À la veille du 5e anniversaire de la guerre entre Israël et le Liban, la question des frontières maritimes - et de l'exploitation des hydrocarbures situés au large des deux pays - rend la paix dans la région plus précaire que jamais.

Une guerre de 33 jours

- Le 12 juillet 2006, deux soldats israéliens sont enlevés à la frontière libano-israélienne par des hommes du Hezbollah. Le ton monte très vite entre les deux belligérants. L’armée israélienne réplique aussitôt en procédant à une opération militaire de grande envergure destinée à récupérer ces otages, mais aussi à se débarrasser des armes du Hezbollah (dont les roquettes, tirés depuis le Sud-Liban, frappent régulièrement le nord du territoire israélien).

- Pendant 33 jours, l’armée israélienne pilonne les infrastructures libanaises (ponts, axes routiers, terminal pétrolier de Jiyeh) tout en bombardant les zones considérées comme des bastions du Hezbollah (Sud-Liban, mais aussi la banlieue sud de Beyrouth). Des ONG comme Amnesty International et Human Rights Watch ont dénoncé les "crimes de guerre" commis par les belligérants.

- Bilan : Au-delà des nombreuses destructions matérielles, ce conflit a provoqué, selon les ONG, la mort de plus de 1 000 personnes côté libanais, et de 200 personnes côté israélien.
 

Le quotidien francophone libanais L’Orient-le Jour évoque ce lundi une "querelle libano-israélienne". Une de plus, selon Tel-Aviv... "Le Liban, sous la pression du Hezbollah, cherche des frictions", a déclaré le ministre israélien des Affaires étrangères, Avigdor Lieberman, en réponse à la bronca suscitée à Beyrouth par les déclarations du Premier ministre israélien au sujet des frontières maritimes de l’État hébreu.

Le gouvernement israélien vient en effet d’annoncer qu’il allait présenter prochainement aux Nations unies le tracé de sa zone économique exclusive (ZEE) en Méditerranée.
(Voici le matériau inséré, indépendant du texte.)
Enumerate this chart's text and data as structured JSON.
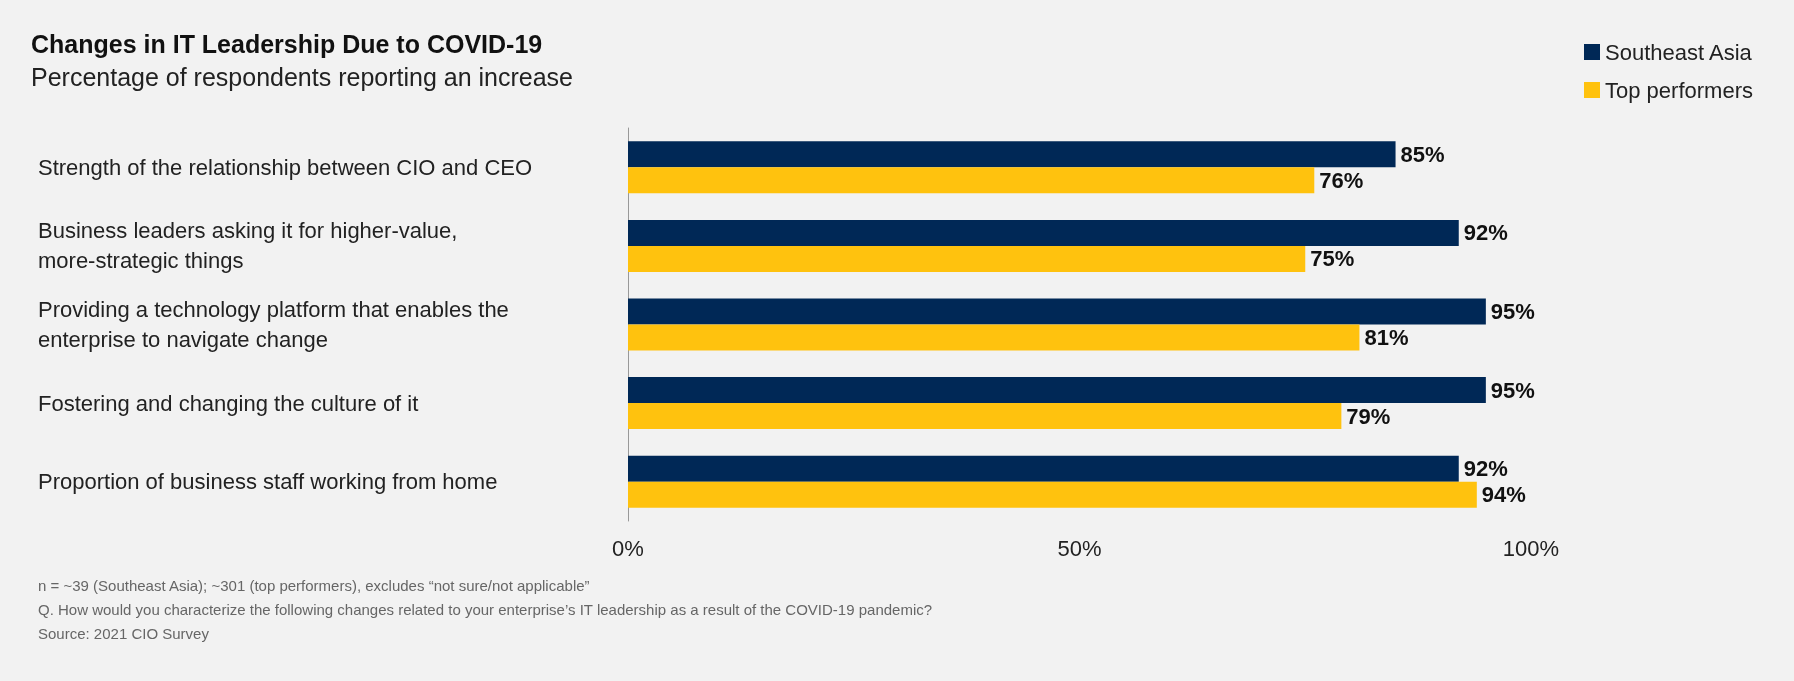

L’enjeu est de taille : d'importants gisements de gaz - appelés Tamar et Léviathan -, dont la valeur totale est estimée à des dizaines de milliards de dollars, ont été découverts par des compagnies israélo-américaines, en 2010, à 130 km au large du port de Haïfa (nord d'Israël) et à 1 634 mètres de profondeur.

"En réalité, ça ne change pas vraiment la donne dans la région, estime Frédéric Encel, maître de conférences en géopolitique à Sciences-Po Paris. Vu que, techniquement, le Liban et Israël n’ont pas signé de traité de paix, il ne peut y avoir d’accord sur cette question frontalière."

Ces ressources gazières sont bien entendues convoitées par le Liban qui a assuré, de son côté, qu'il ne renoncerait pas à ses droits maritimes. "Aucun Libanais n'acceptera de renoncer à ses ressources énergétiques ni à ses droits maritimes", a affirmé Gebrane Bassil, le ministre libanais de l'Énergie, en réaction à cette annonce de la part de Tel-Aviv.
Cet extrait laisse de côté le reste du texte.